Tuesday, July 22, 2008

Thanks For The Memories Reunion


As all national stadium talk is either about Yankee Stadium closing or the new Cowboys stadium opening in 2009 (which is yet to have a name still...Jerry Jones Field? Corporate Chapel? The House that Jerry Built?), nobody seems to care about the official closing of Reunion Arena. While the arena was no spectacle of sight, there were many Dallas memories that occurred at Reunion, and we here at DallasDedicated will miss them all...

My first memory at Reunion Arena was going to a Dallas Mavericks game. I can remember vividly sitting at the very top as the Mavs were demolished (something that happened a lot those days) by the Miami Heat. By the middle of the 4th quarter, as the rest of the crowd had shuffled out of the building, I was nearly courtside as I cheered on Jim Jackson, Jamal Mashburn, and Jason Kidd. I think the Mavs lost by about 40 that night, but ever since then I was hooked. There are many different memories people have of Reunion Arena.


At the only NBA all star game to ever be played in Dallas, the unlikliest of dunkers was crowned king. In the 1986 all star game at Reunion Arena, Spud Webb not only unseated defending champion and favored teammate Dominique Wilkins, Webb did it in style. For someone of Webb’s stature (5-6) to even be able to complete a slam dunk is amazing enough, but Webb reversed, spun and double-clutched his way to the title.

That same year, Reunion played host to the men's Final Four, where Louisville beat Duke in a nail-biting 72-69 victory. Freshman Pervis "Never Nervous" Ellison was named the Most Outstanding Player over All-American Danny Ferry.

When Reunion Arena opened on April 28, 1980, for the first night of the weeklong WCT Finals tennis event, the city instantly became a major market for U.S. professional sports. The arena was enough to convince the NBA to open a franchise here, the Dallas Mavs. Ironically though, interest and fanhood didn't start to fully develop at Reunion Arena until after the game that came across town, at Moody Coliseum. The WCT Finals forced the Mavericks to move the deciding game of their first playoff series – against Seattle, on April 26, 1984 – to SMU. Dallas advanced with a dramatic 105-104 victory as a sellout crowd of 9,007 cheered in approval. The game is now known as "Moody Madness", and a legend of fan support that would follow the Mavericks to Reunion Arena was born.

Starting the next season, the Mavs would play to at least 98 percent of the 17,007 seat capacity for the next seven years. What makes this even more impressive is the fact that they only achieved a postseason berth in a couple of those years. The crowd got loud. Headache loud. Can't hear your coach loud. Technicians measured the noise at 112 decibels in the mid-1980s.

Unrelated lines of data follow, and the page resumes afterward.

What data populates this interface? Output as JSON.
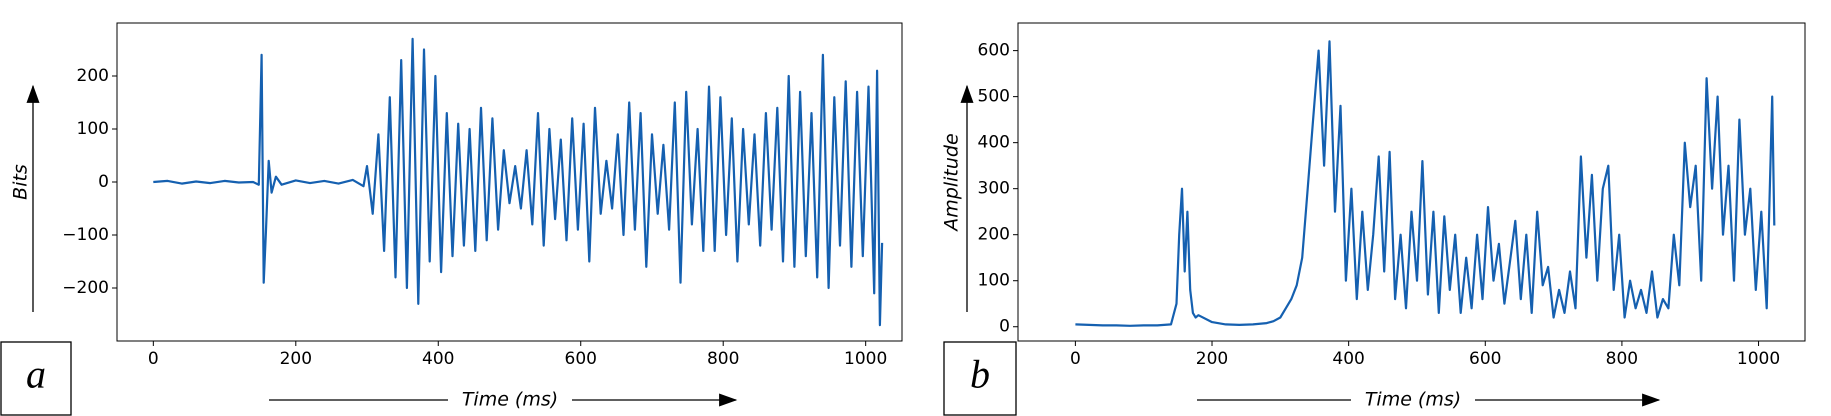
{
  "chart_data": [
    {
      "type": "line",
      "panel_label": "a",
      "ylabel": "Bits",
      "xlabel": "Time (ms)",
      "color": "#1560b0",
      "xlim": [
        -51,
        1051
      ],
      "ylim": [
        -300,
        300
      ],
      "xticks": [
        0,
        200,
        400,
        600,
        800,
        1000
      ],
      "yticks": [
        {
          "value": -200,
          "label": "−200"
        },
        {
          "value": -100,
          "label": "−100"
        },
        0,
        100,
        200
      ],
      "x": [
        0,
        20,
        40,
        60,
        80,
        100,
        120,
        140,
        148,
        152,
        155,
        158,
        162,
        166,
        172,
        180,
        200,
        220,
        240,
        260,
        280,
        295,
        300,
        308,
        316,
        324,
        332,
        340,
        348,
        356,
        364,
        372,
        380,
        388,
        396,
        404,
        412,
        420,
        428,
        436,
        444,
        452,
        460,
        468,
        476,
        484,
        492,
        500,
        508,
        516,
        524,
        532,
        540,
        548,
        556,
        564,
        572,
        580,
        588,
        596,
        604,
        612,
        620,
        628,
        636,
        644,
        652,
        660,
        668,
        676,
        684,
        692,
        700,
        708,
        716,
        724,
        732,
        740,
        748,
        756,
        764,
        772,
        780,
        788,
        796,
        804,
        812,
        820,
        828,
        836,
        844,
        852,
        860,
        868,
        876,
        884,
        892,
        900,
        908,
        916,
        924,
        932,
        940,
        948,
        956,
        964,
        972,
        980,
        988,
        996,
        1004,
        1012,
        1016,
        1020,
        1023
      ],
      "values": [
        0,
        2,
        -3,
        1,
        -2,
        2,
        -1,
        0,
        -5,
        240,
        -190,
        -95,
        40,
        -20,
        10,
        -5,
        3,
        -2,
        2,
        -3,
        4,
        -8,
        30,
        -60,
        90,
        -130,
        160,
        -180,
        230,
        -200,
        270,
        -230,
        250,
        -150,
        200,
        -170,
        130,
        -140,
        110,
        -120,
        100,
        -130,
        140,
        -110,
        120,
        -90,
        60,
        -40,
        30,
        -50,
        60,
        -80,
        130,
        -120,
        100,
        -70,
        80,
        -110,
        120,
        -90,
        110,
        -150,
        140,
        -60,
        40,
        -50,
        90,
        -100,
        150,
        -90,
        130,
        -160,
        90,
        -60,
        70,
        -90,
        150,
        -190,
        170,
        -80,
        100,
        -130,
        180,
        -130,
        160,
        -100,
        120,
        -150,
        100,
        -80,
        90,
        -120,
        130,
        -90,
        140,
        -150,
        200,
        -160,
        170,
        -140,
        130,
        -180,
        240,
        -200,
        160,
        -120,
        190,
        -160,
        170,
        -140,
        180,
        -210,
        210,
        -270,
        -115
      ]
    },
    {
      "type": "line",
      "panel_label": "b",
      "ylabel": "Amplitude",
      "xlabel": "Time (ms)",
      "color": "#1560b0",
      "xlim": [
        -84,
        1068
      ],
      "ylim": [
        -31,
        660
      ],
      "xticks": [
        0,
        200,
        400,
        600,
        800,
        1000
      ],
      "yticks": [
        0,
        100,
        200,
        300,
        400,
        500,
        600
      ],
      "x": [
        0,
        20,
        40,
        60,
        80,
        100,
        120,
        140,
        148,
        152,
        156,
        160,
        164,
        168,
        172,
        176,
        180,
        200,
        220,
        240,
        260,
        280,
        290,
        300,
        308,
        316,
        324,
        332,
        340,
        348,
        356,
        364,
        372,
        380,
        388,
        396,
        404,
        412,
        420,
        428,
        436,
        444,
        452,
        460,
        468,
        476,
        484,
        492,
        500,
        508,
        516,
        524,
        532,
        540,
        548,
        556,
        564,
        572,
        580,
        588,
        596,
        604,
        612,
        620,
        628,
        636,
        644,
        652,
        660,
        668,
        676,
        684,
        692,
        700,
        708,
        716,
        724,
        732,
        740,
        748,
        756,
        764,
        772,
        780,
        788,
        796,
        804,
        812,
        820,
        828,
        836,
        844,
        852,
        860,
        868,
        876,
        884,
        892,
        900,
        908,
        916,
        924,
        932,
        940,
        948,
        956,
        964,
        972,
        980,
        988,
        996,
        1004,
        1012,
        1020,
        1023
      ],
      "values": [
        5,
        4,
        3,
        3,
        2,
        3,
        3,
        5,
        50,
        200,
        300,
        120,
        250,
        80,
        30,
        20,
        25,
        10,
        5,
        4,
        5,
        8,
        12,
        20,
        40,
        60,
        90,
        150,
        300,
        450,
        600,
        350,
        620,
        250,
        480,
        100,
        300,
        60,
        250,
        80,
        200,
        370,
        120,
        380,
        60,
        200,
        40,
        250,
        100,
        360,
        70,
        250,
        30,
        240,
        80,
        200,
        30,
        150,
        40,
        200,
        60,
        260,
        100,
        180,
        50,
        140,
        230,
        60,
        200,
        30,
        250,
        90,
        130,
        20,
        80,
        30,
        120,
        40,
        370,
        150,
        330,
        100,
        300,
        350,
        80,
        200,
        20,
        100,
        40,
        80,
        30,
        120,
        20,
        60,
        40,
        200,
        90,
        400,
        260,
        350,
        100,
        540,
        300,
        500,
        200,
        350,
        100,
        450,
        200,
        300,
        80,
        250,
        40,
        500,
        220
      ]
    }
  ]
}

One of the noisiest, most captivating games in NBA playoff history was played on the Reunion floor on June 2, 1988. As 17,007 towel-waving fans chanted, "Beat LA! Beat LA!" and a national-television audience looked on, the Mavericks beat the Los Angeles Lakers, 105-103, to force a Game 7 of the Western Conference finals. "That was the most effective crowd I've seen in my 25 years in the NBA," legendary Lakers broadcaster Chick Hearn said after Game 6. Dallas lost two nights later in LA, but Reunion Arena was forever carved into the nation's mind.

As the Mavs attendance dramatically declined in the mid-90s, the arrival of the NHL's Stars from Minnesota in 1993 became the big story. The Stars drew an average of 16,119 fans in their first season and averaged no fewer than 15,572 fans at Reunion Arena since. Crowds were intense and the arena's hockey atmosphere made a strong home-ice advantage, just like the Mavs had during their playoff runs. "Reunion Arena is the way hockey arenas used to be – tight crowds, everybody right on top of you, strong atmosphere," Stars wing Brett Hull said. "It's a great hockey building. I'll miss the tightness and camaraderie."

With Brett Hull, center Mike Modano and goaltender Ed Belfour leading Dallas' first major hockey team, the Stars reached the Stanley Cup Finals against the Buffalo Sabres in 1999. Game 6 was won in a triple-overtime thriller in Buffalo. The real celebration happened two days later as the city held a parade that ended inside Reunion Arena. It was the first (and still only) non-Cowboys championship by a Dallas major sports team.

American Airlines Center opened, and both the Mavs and Stars moved on to the bigger and better arena. Now Reunion Arena is just an empty bulding that city leaders still aren't quite sure what to do with. For having sports teams play there just two decades, Reunion Arena had it's fair share of fond memories.